Другой пернатый обитатель банановых плантаций выводил мелодию,
состоявшую из двух сладчайших и приятнейших звуков, заканчивая ее третьим -
резким и пугающим. Quod natura relinquit imperfectum... (To, что природа
оставила незавершенным. - лат.) Лишь одна птица здесь издавала безупречно
мелодичные звуки. Когда она пела, казалось, будто вдоль горизонта плывет
колокольчик.
На следующий день с помощью комиссара мы увеличили число наших
носильщиков и получили его военный эскорт из трех стрелков. В таком составе
мы начали путь к вершине Элгон (4400 м). Тропа вилась по относительно сухой
саванне, поросшей зонтичными акациями. Всю землю вокруг покрывали маленькие
круглые холмики в два-три метра высотой, это были старые колонии термитов.
Для путешественников вдоль тропы были построены небольшие кирпичные
домики, круглые, с соломенной крышей.
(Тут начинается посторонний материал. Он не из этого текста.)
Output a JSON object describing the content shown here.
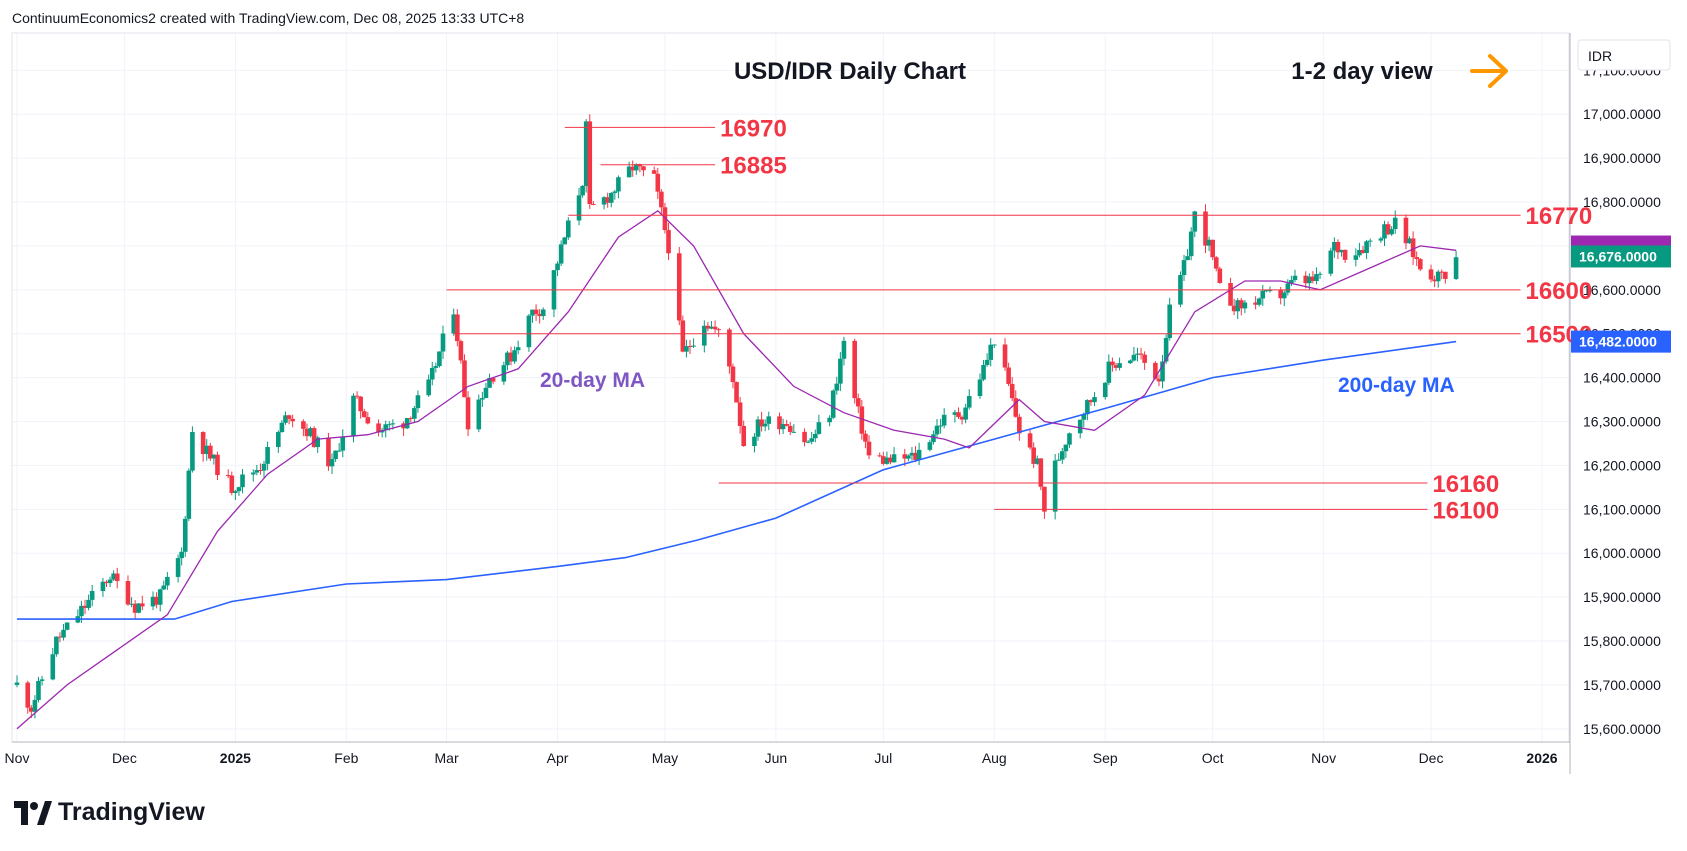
{
  "header": {
    "attribution": "ContinuumEconomics2 created with TradingView.com, Dec 08, 2025 13:33 UTC+8"
  },
  "brand": {
    "name": "TradingView"
  },
  "chart_data": {
    "type": "candlestick",
    "title": "USD/IDR Daily Chart",
    "view_label": "1-2 day view",
    "currency": "IDR",
    "ylim": [
      15570,
      17185
    ],
    "y_ticks": [
      "15,600.0000",
      "15,700.0000",
      "15,800.0000",
      "15,900.0000",
      "16,000.0000",
      "16,100.0000",
      "16,200.0000",
      "16,300.0000",
      "16,400.0000",
      "16,500.0000",
      "16,600.0000",
      "16,700.0000",
      "16,800.0000",
      "16,900.0000",
      "17,000.0000",
      "17,100.0000"
    ],
    "x_ticks": [
      {
        "label": "Nov",
        "date": "2024-11-01",
        "bold": false
      },
      {
        "label": "Dec",
        "date": "2024-12-01",
        "bold": false
      },
      {
        "label": "2025",
        "date": "2025-01-01",
        "bold": true
      },
      {
        "label": "Feb",
        "date": "2025-02-01",
        "bold": false
      },
      {
        "label": "Mar",
        "date": "2025-03-01",
        "bold": false
      },
      {
        "label": "Apr",
        "date": "2025-04-01",
        "bold": false
      },
      {
        "label": "May",
        "date": "2025-05-01",
        "bold": false
      },
      {
        "label": "Jun",
        "date": "2025-06-01",
        "bold": false
      },
      {
        "label": "Jul",
        "date": "2025-07-01",
        "bold": false
      },
      {
        "label": "Aug",
        "date": "2025-08-01",
        "bold": false
      },
      {
        "label": "Sep",
        "date": "2025-09-01",
        "bold": false
      },
      {
        "label": "Oct",
        "date": "2025-10-01",
        "bold": false
      },
      {
        "label": "Nov",
        "date": "2025-11-01",
        "bold": false
      },
      {
        "label": "Dec",
        "date": "2025-12-01",
        "bold": false
      },
      {
        "label": "2026",
        "date": "2026-01-01",
        "bold": true
      }
    ],
    "last_price": {
      "label": "16,676.0000",
      "value": 16676
    },
    "ma200_value": {
      "label": "16,482.0000",
      "value": 16482
    },
    "levels": [
      {
        "label": "16970",
        "value": 16970,
        "from": "2025-04-03",
        "to": "2025-05-15"
      },
      {
        "label": "16885",
        "value": 16885,
        "from": "2025-04-13",
        "to": "2025-05-15"
      },
      {
        "label": "16770",
        "value": 16770,
        "from": "2025-04-04",
        "to": "2025-12-26"
      },
      {
        "label": "16600",
        "value": 16600,
        "from": "2025-03-01",
        "to": "2025-12-26"
      },
      {
        "label": "16500",
        "value": 16500,
        "from": "2025-03-03",
        "to": "2025-12-26"
      },
      {
        "label": "16160",
        "value": 16160,
        "from": "2025-05-16",
        "to": "2025-11-30"
      },
      {
        "label": "16100",
        "value": 16100,
        "from": "2025-08-01",
        "to": "2025-11-30"
      }
    ],
    "ma_labels": {
      "ma20": "20-day MA",
      "ma200": "200-day MA"
    },
    "colors": {
      "up": "#089981",
      "down": "#f23645",
      "ma20": "#9c27b0",
      "ma200": "#2962ff",
      "level": "#f23645",
      "level_text": "#f23645",
      "arrow": "#ff9800",
      "ma20_text": "#7e57c2",
      "ma200_text": "#2962ff"
    },
    "anchors": [
      [
        "2024-11-01",
        15700
      ],
      [
        "2024-11-05",
        15650
      ],
      [
        "2024-11-12",
        15800
      ],
      [
        "2024-11-20",
        15880
      ],
      [
        "2024-11-27",
        15950
      ],
      [
        "2024-12-04",
        15880
      ],
      [
        "2024-12-11",
        15900
      ],
      [
        "2024-12-17",
        16000
      ],
      [
        "2024-12-20",
        16280
      ],
      [
        "2024-12-24",
        16230
      ],
      [
        "2024-12-31",
        16150
      ],
      [
        "2025-01-08",
        16200
      ],
      [
        "2025-01-16",
        16320
      ],
      [
        "2025-01-22",
        16270
      ],
      [
        "2025-01-28",
        16200
      ],
      [
        "2025-02-03",
        16350
      ],
      [
        "2025-02-10",
        16280
      ],
      [
        "2025-02-17",
        16300
      ],
      [
        "2025-02-24",
        16380
      ],
      [
        "2025-03-03",
        16560
      ],
      [
        "2025-03-07",
        16300
      ],
      [
        "2025-03-13",
        16400
      ],
      [
        "2025-03-19",
        16450
      ],
      [
        "2025-03-25",
        16550
      ],
      [
        "2025-03-28",
        16560
      ],
      [
        "2025-04-08",
        16850
      ],
      [
        "2025-04-09",
        16970
      ],
      [
        "2025-04-10",
        16780
      ],
      [
        "2025-04-16",
        16820
      ],
      [
        "2025-04-22",
        16880
      ],
      [
        "2025-04-28",
        16850
      ],
      [
        "2025-05-02",
        16700
      ],
      [
        "2025-05-06",
        16450
      ],
      [
        "2025-05-12",
        16530
      ],
      [
        "2025-05-16",
        16500
      ],
      [
        "2025-05-20",
        16400
      ],
      [
        "2025-05-23",
        16250
      ],
      [
        "2025-05-28",
        16300
      ],
      [
        "2025-06-04",
        16300
      ],
      [
        "2025-06-10",
        16250
      ],
      [
        "2025-06-16",
        16320
      ],
      [
        "2025-06-20",
        16480
      ],
      [
        "2025-06-23",
        16350
      ],
      [
        "2025-06-27",
        16220
      ],
      [
        "2025-07-03",
        16210
      ],
      [
        "2025-07-10",
        16220
      ],
      [
        "2025-07-17",
        16300
      ],
      [
        "2025-07-23",
        16320
      ],
      [
        "2025-07-29",
        16420
      ],
      [
        "2025-08-01",
        16490
      ],
      [
        "2025-08-05",
        16380
      ],
      [
        "2025-08-08",
        16280
      ],
      [
        "2025-08-13",
        16200
      ],
      [
        "2025-08-15",
        16100
      ],
      [
        "2025-08-18",
        16200
      ],
      [
        "2025-08-22",
        16280
      ],
      [
        "2025-08-28",
        16350
      ],
      [
        "2025-09-02",
        16420
      ],
      [
        "2025-09-05",
        16440
      ],
      [
        "2025-09-10",
        16450
      ],
      [
        "2025-09-16",
        16400
      ],
      [
        "2025-09-19",
        16550
      ],
      [
        "2025-09-23",
        16650
      ],
      [
        "2025-09-26",
        16770
      ],
      [
        "2025-09-30",
        16700
      ],
      [
        "2025-10-03",
        16600
      ],
      [
        "2025-10-08",
        16560
      ],
      [
        "2025-10-14",
        16580
      ],
      [
        "2025-10-20",
        16590
      ],
      [
        "2025-10-24",
        16620
      ],
      [
        "2025-10-30",
        16620
      ],
      [
        "2025-11-04",
        16700
      ],
      [
        "2025-11-08",
        16680
      ],
      [
        "2025-11-12",
        16700
      ],
      [
        "2025-11-18",
        16740
      ],
      [
        "2025-11-21",
        16750
      ],
      [
        "2025-11-25",
        16700
      ],
      [
        "2025-11-28",
        16650
      ],
      [
        "2025-12-03",
        16630
      ],
      [
        "2025-12-05",
        16640
      ],
      [
        "2025-12-08",
        16676
      ]
    ],
    "ma20_points": [
      [
        "2024-11-01",
        15600
      ],
      [
        "2024-11-15",
        15700
      ],
      [
        "2024-11-29",
        15780
      ],
      [
        "2024-12-13",
        15860
      ],
      [
        "2024-12-27",
        16050
      ],
      [
        "2025-01-10",
        16180
      ],
      [
        "2025-01-24",
        16260
      ],
      [
        "2025-02-07",
        16270
      ],
      [
        "2025-02-21",
        16300
      ],
      [
        "2025-03-07",
        16380
      ],
      [
        "2025-03-21",
        16420
      ],
      [
        "2025-04-04",
        16550
      ],
      [
        "2025-04-18",
        16720
      ],
      [
        "2025-04-29",
        16780
      ],
      [
        "2025-05-09",
        16700
      ],
      [
        "2025-05-23",
        16500
      ],
      [
        "2025-06-06",
        16380
      ],
      [
        "2025-06-20",
        16320
      ],
      [
        "2025-07-04",
        16280
      ],
      [
        "2025-07-18",
        16260
      ],
      [
        "2025-07-25",
        16240
      ],
      [
        "2025-08-08",
        16350
      ],
      [
        "2025-08-15",
        16300
      ],
      [
        "2025-08-29",
        16280
      ],
      [
        "2025-09-12",
        16360
      ],
      [
        "2025-09-26",
        16550
      ],
      [
        "2025-10-10",
        16620
      ],
      [
        "2025-10-20",
        16620
      ],
      [
        "2025-10-31",
        16600
      ],
      [
        "2025-11-14",
        16650
      ],
      [
        "2025-11-28",
        16700
      ],
      [
        "2025-12-08",
        16690
      ]
    ],
    "ma200_points": [
      [
        "2024-11-01",
        15850
      ],
      [
        "2024-12-15",
        15850
      ],
      [
        "2024-12-31",
        15890
      ],
      [
        "2025-02-01",
        15930
      ],
      [
        "2025-03-01",
        15940
      ],
      [
        "2025-04-01",
        15970
      ],
      [
        "2025-04-20",
        15990
      ],
      [
        "2025-05-10",
        16030
      ],
      [
        "2025-06-01",
        16080
      ],
      [
        "2025-07-01",
        16190
      ],
      [
        "2025-08-01",
        16260
      ],
      [
        "2025-09-01",
        16330
      ],
      [
        "2025-10-01",
        16400
      ],
      [
        "2025-11-01",
        16440
      ],
      [
        "2025-12-08",
        16482
      ]
    ]
  }
}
Они были открыты и совершенно пусты.
По ночам у входа подвешивался зажженный фонарь, чтобы отпугнуть незваных
гостей. У нашего повара фонаря не было, зато он поселился один в собственной
маленькой хижине, чем был очень доволен. Но это чуть было не закончилось для
него самым печальным образом. Накануне он заколол перед своей хижиной овцу,
купленную нами за пять угандийских шиллингов, и приготовил на ужин
превосходные отбивные. Когда же после ужина мы уселись у костра и закурили,
до нас донеслись странные звуки, которые, приближаясь, напоминали то
медвежий рев, то собачий лай, то пронзительный крик, то истерический смех. В
первое мгновение мне показалось, что я нахожусь на комическом представлении
у Барнума и Бэйли, но вскоре сцена стала уже не смешной, а угрожающей. Нас
со всех сторон окружали голодные гиены, привлеченные, видимо, запахом
овечьей крови. Это они устроили дьявольский концерт, и в отблесках огня
можно было видеть, как в высокой траве горели их глаза.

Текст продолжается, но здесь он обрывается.